Birinci soruya, Ülkücü olmayan hemen hemen herkes ve bir kısım Ülkücüler, “Milliyetçilik milletini sevmek demektir” diye cevap verir ki, bu, doğru olmakla birlikte, anlaşıldığı üzere ne yazık ki, eksiktir... Çünkü, milliyetçilik milletini sevmektir, fakat, sırf milletini sevmekten ibaret değildir... Ancak biz, bu noktada, milliyetçilik’i tarif etmiyeceğiz... Milliyetçilik’i tarif etmeyi biraz tehir ederek, milliyetçilik ne demektir sualine kısaca cevap vermeye çalışacağız ve milliyetçilik hakkında, şimdilik, genel bir fikir vermeye gayret edeceğiz.

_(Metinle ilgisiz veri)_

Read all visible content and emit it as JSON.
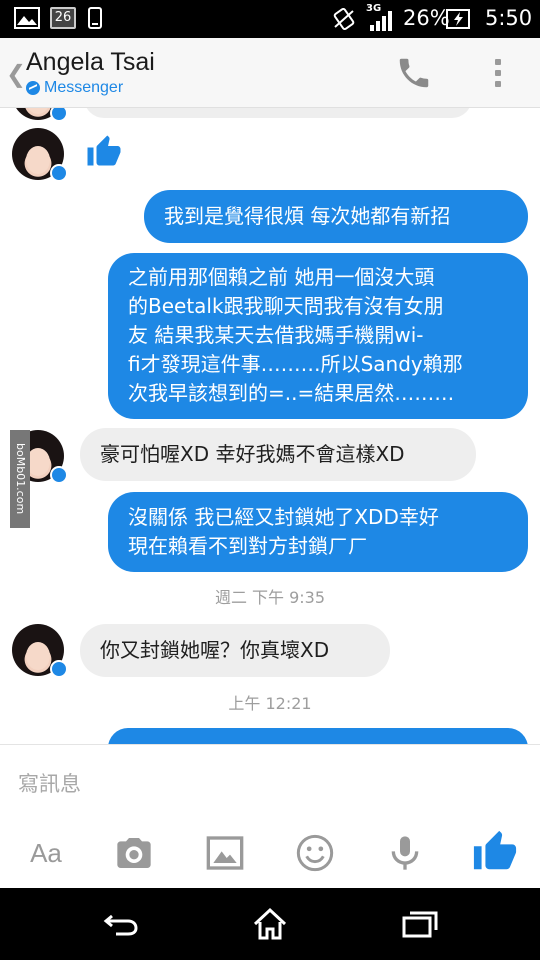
{
  "status_bar": {
    "notification_number": "26",
    "network_type": "3G",
    "battery": "26%",
    "time": "5:50"
  },
  "header": {
    "contact_name": "Angela Tsai",
    "subtitle": "Messenger"
  },
  "messages": [
    {
      "type": "like",
      "direction": "in"
    },
    {
      "type": "text",
      "direction": "out",
      "lines": [
        "我到是覺得很煩 每次她都有新招"
      ]
    },
    {
      "type": "text",
      "direction": "out",
      "lines": [
        "之前用那個賴之前 她用一個沒大頭",
        "的Beetalk跟我聊天問我有沒有女朋",
        "友 結果我某天去借我媽手機開wi-",
        "fi才發現這件事………所以Sandy賴那",
        "次我早該想到的=..=結果居然………"
      ]
    },
    {
      "type": "text",
      "direction": "in",
      "lines": [
        "豪可怕喔XD 幸好我媽不會這樣XD"
      ]
    },
    {
      "type": "text",
      "direction": "out",
      "lines": [
        "沒關係 我已經又封鎖她了XDD幸好",
        "現在賴看不到對方封鎖ㄏㄏ"
      ]
    },
    {
      "type": "timestamp",
      "text": "週二 下午 9:35"
    },
    {
      "type": "text",
      "direction": "in",
      "lines": [
        "你又封鎖她喔？你真壞XD"
      ]
    },
    {
      "type": "timestamp",
      "text": "上午 12:21"
    }
  ],
  "watermark": "boMb01.com",
  "composer": {
    "placeholder": "寫訊息",
    "text_format_label": "Aa"
  },
  "colors": {
    "accent": "#1e88e5",
    "incoming_bubble": "#eeeeee",
    "outgoing_bubble": "#1e88e5"
  },
  "icons": {
    "status": [
      "image-icon",
      "calendar-icon",
      "phone-device-icon",
      "vibrate-icon",
      "signal-icon",
      "battery-charging-icon"
    ],
    "header": [
      "back-chevron-icon",
      "messenger-icon",
      "phone-call-icon",
      "more-vertical-icon"
    ],
    "composer": [
      "text-format-icon",
      "camera-icon",
      "gallery-icon",
      "emoji-icon",
      "microphone-icon",
      "thumbs-up-icon"
    ],
    "nav": [
      "back-nav-icon",
      "home-nav-icon",
      "recents-nav-icon"
    ]
  }
}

Meseleye, bu açıdan yaklaşınca: “Milliyetçilik; kişinin, mensubu olduğu cemiyet birimleri içinden, milleti tercih ederek, en çok değeri o'na vermesi ve cemiyet birimleri sıralamasında, o'nu birinci sıraya yerleştirmesi demektir.” Şu halde, milliyetçi; cemiyet birimleri sıralamasında, millet birimine birinci mevkide yer veren şahısların ortak sıfatı olmaktadır.

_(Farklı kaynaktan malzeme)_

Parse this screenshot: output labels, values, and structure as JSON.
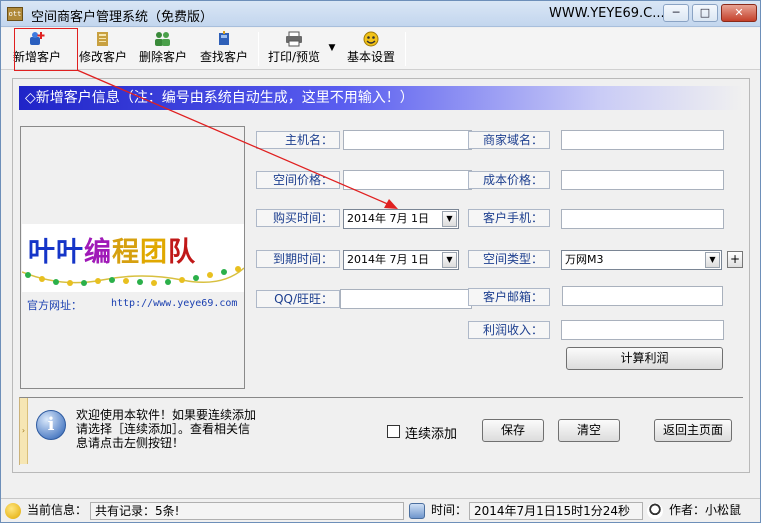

Konuyu, bu genel çerçeve dahilinde açarak, milliyetçilik ne demektir sorusuna cevap vermeye gayret edelim.
Kişi (kişi derken, akil-bâliğ insanı kast ediyoruz), hayatını, iç içe birçok grubun üyesi olarak yaşar... Fert'ten insanlık'a kadar olan bu gruplamaları sonsuz sayıda çoğaltmak mümkündür. Ancak, rastgele sayılan bu gruplamalardan bazılarında bir tabiilik hissedilirken, bazılarından bahsedilmesi bile gereksiz ve saçma görünmektedir. İsmi A ile başlayanlar grubundan bahsetmek saçmalık hissi veriyor... Bir otobüsün yolcuları grubu da ona yakın gereksizlikte... Buna karşılık fert, aile, sülale, soy, sınıf, millet, ümmet ve insanlık gibi gruplar bize manâlı ve lüzumlu gelmektedir.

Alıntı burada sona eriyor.